Bagaimana dengan sekolah swasta? Yang mulai dari gedung, isi gedung, gaji guru, operasional pendidikan harus berbiaya mandiri oleh lembaga pendirinya? Tentulah beban lembaga pendiri pendidikan ini sangat berat, sehingga wajar, sekolah swasta harus 'mengeruk' uang dari orang tua siswa dalam menjalankan lembaga pendidikan yang didirikan oleh mereka. Baik dalam hal pembangunan gedung sekolah, gaji guru dan karyawan, biaya operasional sekolah, dan lain sebagainya.

Gaji guru, akhir-akhir ini menjadi sorotan masyarakat, misalnya di sekolah milik pemerintah, ada istilah guru honorer. Banyak berita berseliweran bahwa gaji guru honor sekolah negeri ini sekitar Rp 300.000,00. Ironis, guru yang tugasnya bergitu berat mendidik anak-anak menjadi penerus bangsa digaji sangat kecil. Belum nanti jika orang tua siswa protes kepada gurunya, bahkan ada juga yang rela mempolisikan gurunya masuk ke penjara.

Kecilnya gaji gutu ini tentu berdampak kepada hidup dan kehidupan para guru. Jika mereka mempunyai keluarga apakah mencukupi kebutuhan keluarganya dalam kurun waktu sebulan? Untuk makan, pendidikan, perumahan, kesehatan, bahkan untuk jalan-jalan? Ah saya mungkin sangat jauh dari kata cukup.

Bagaimana dengan sekolah swasta? Cobalah tengok ke yayasan pendiri lembaga pendidikan, tanyakan kepada mereka berapa gaji guru di yayasan mereka. Apakah UMR, di bawah UMR, atau bahkan di atas UMR? Tentulah jawaban mereka akan berbeda-beda. Ada yang masih jauh dari UMR, ada yang mendekati UMR, ada yang sudah UMR, dan mungkin juga ada yang di atas UMR.

Gaji guru bukan menjadi tolok ukur dari kesejahteraan seorang guru. Karena ada guru yang bergaji kecil pun ada yang sejahtera kehidupannya. Besar kecilnya gaji guru memang bukan tolok ukur sebuah sekolah menjadi baik atau buruk.

Harapan semuanya, pemerintah dan pendiri lembaga pendidikan swasta harus lebih memperhatikan kesejahteraan guru.
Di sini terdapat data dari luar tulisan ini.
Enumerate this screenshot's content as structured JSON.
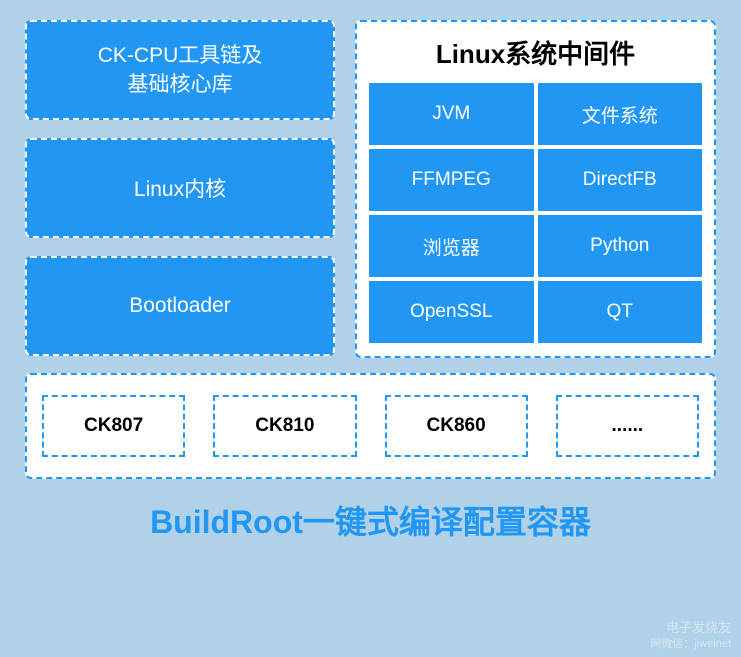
{
  "left": {
    "ckcpu": "CK-CPU工具链及\n基础核心库",
    "kernel": "Linux内核",
    "bootloader": "Bootloader"
  },
  "middleware": {
    "title": "Linux系统中间件",
    "cells": [
      "JVM",
      "文件系统",
      "FFMPEG",
      "DirectFB",
      "浏览器",
      "Python",
      "OpenSSL",
      "QT"
    ]
  },
  "chips": [
    "CK807",
    "CK810",
    "CK860",
    "......"
  ],
  "footer": "BuildRoot一键式编译配置容器",
  "watermark": {
    "line1": "电子发烧友",
    "line2": "网微信：jiweinet"
  }
}
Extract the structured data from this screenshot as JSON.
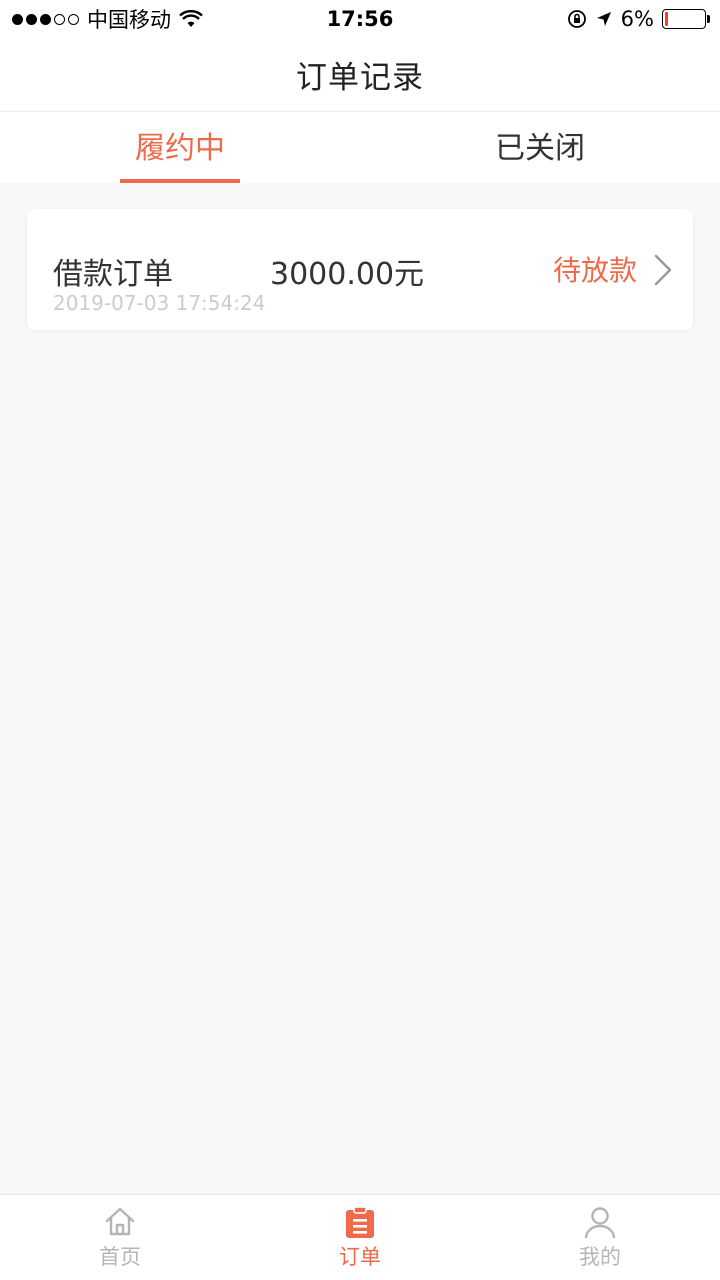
{
  "status_bar": {
    "carrier": "中国移动",
    "time": "17:56",
    "battery_percent": "6%",
    "battery_level": 0.06,
    "signal_bars_filled": 3,
    "signal_bars_total": 5,
    "icons": [
      "wifi-icon",
      "orientation-lock-icon",
      "location-arrow-icon",
      "battery-icon"
    ]
  },
  "nav": {
    "title": "订单记录"
  },
  "tabs": [
    {
      "label": "履约中",
      "active": true
    },
    {
      "label": "已关闭",
      "active": false
    }
  ],
  "orders": [
    {
      "type": "借款订单",
      "amount": "3000.00元",
      "status": "待放款",
      "time": "2019-07-03 17:54:24"
    }
  ],
  "tab_bar": [
    {
      "label": "首页",
      "icon": "home-icon",
      "active": false
    },
    {
      "label": "订单",
      "icon": "order-clipboard-icon",
      "active": true
    },
    {
      "label": "我的",
      "icon": "user-icon",
      "active": false
    }
  ],
  "colors": {
    "accent": "#ee6a4a",
    "background": "#f7f8fa",
    "inactive": "#b5b5b5",
    "text": "#333333"
  }
}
InsyaAllah jika guru sejahtera, saat mengajar para guru tidak banyak berpikir tentang keluarganya yang entah makan apa besok, tentang pendidikan anak-anaknya yang apakah bisa menyekolahkan ke jenjang lebih tinggi, tentang kesehatan diri dan keluarganya, dan lebih jauh tentang hidup dan kehidupan seorang guru tersebut.

Besarnya gaji guru memang bukan segalanya, karena saya yakin, di negeri ini masih banyak guru-guru yang rela tanpa digaji, guru-guru yang rela mengajarkan nilai-nilai kepada anak didik mereka dengan ikhlas.

Wahai para guru! Jadilah guru yang menginspirasi!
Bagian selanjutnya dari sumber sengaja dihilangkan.